Gemessen an den jüngsten Ertragszahlen arbeiten Europas Banken so effizient wie seit Jahren nicht mehr. Doch die Branche könnte bald in unwegsames Gelände steuern, nicht zuletzt die Credit Suisse, wie Experten der UBS feststellen.
Die Zahlen für das zweite Quartal 2022 liessen keine Anzeichen erkennen, dass sich Europas Banken für Schwierigkeiten im Zusammenhang mit einer Rezession oder Energierisiken wappnen, schreiben die Finanzanalysten der Schweizer Grossbank UBS unter der Ägide von Jason Napier in einer neuen Branchenstudie.
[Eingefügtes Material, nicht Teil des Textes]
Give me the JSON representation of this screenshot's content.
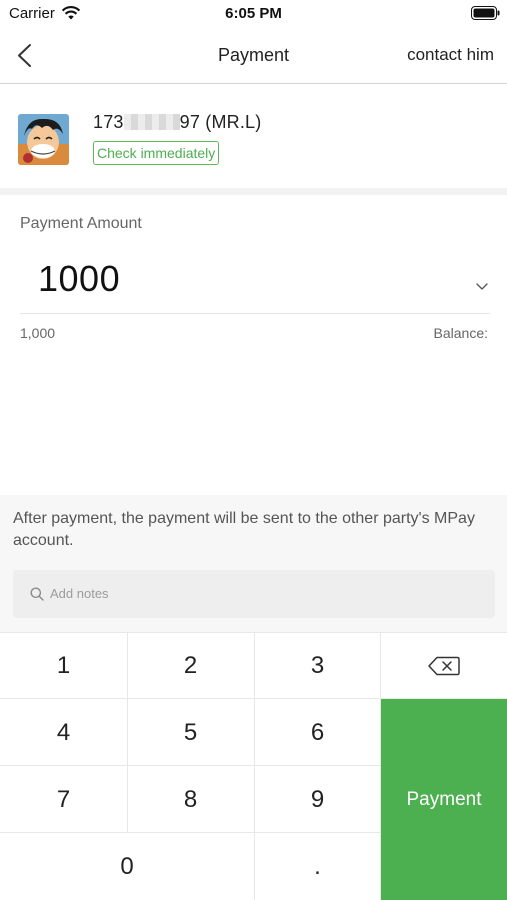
{
  "status_bar": {
    "carrier": "Carrier",
    "time": "6:05 PM"
  },
  "nav": {
    "title": "Payment",
    "contact": "contact him",
    "back_icon": "chevron-left-icon"
  },
  "payee": {
    "name_prefix": "173",
    "name_suffix": "97 (MR.L)",
    "check_label": "Check immediately",
    "badge_color": "#4caf50"
  },
  "amount": {
    "label": "Payment Amount",
    "value": "1000",
    "formatted": "1,000",
    "balance_label": "Balance:"
  },
  "notice": "After payment, the payment will be sent to the other party's MPay account.",
  "notes": {
    "placeholder": "Add notes"
  },
  "keypad": {
    "keys": [
      "1",
      "2",
      "3",
      "4",
      "5",
      "6",
      "7",
      "8",
      "9",
      "0",
      "."
    ],
    "pay_label": "Payment",
    "pay_color": "#4caf50",
    "delete_icon": "backspace-icon"
  }
}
So hätten die Kreditausfälle der europäischen Geldhäuser im Schnitt noch 1,8 Prozent ausgemacht, was unter dem Niveau von vor der Corona-Krise lag.
Kaum manövrierfähige Credit Suisse
Hingegen setzt Napier bei der Credit Suisse (CS) einige Fragezeichen. Bis jetzt sei unklar, nach welchen Leitprinzipien bei der lädierten Grossbank das Steuer herumgerissen werden soll, schreiben sie. In der Vergangenheit sei die Verbindung des Investmentbankings mit der Vermögensverwaltung jeweils von zentraler Bedeutung gewesen.
Mit dem angekündigten Rückbau des Investmentbanking müssten nun nach Ansicht der UBS-Experten aber neue Schwerpunkte sichtbar werden, etwa im Bereich Digitalisierung, im Back- und Mid-Office oder in der Vermögensverwaltung sowie im Asset Management.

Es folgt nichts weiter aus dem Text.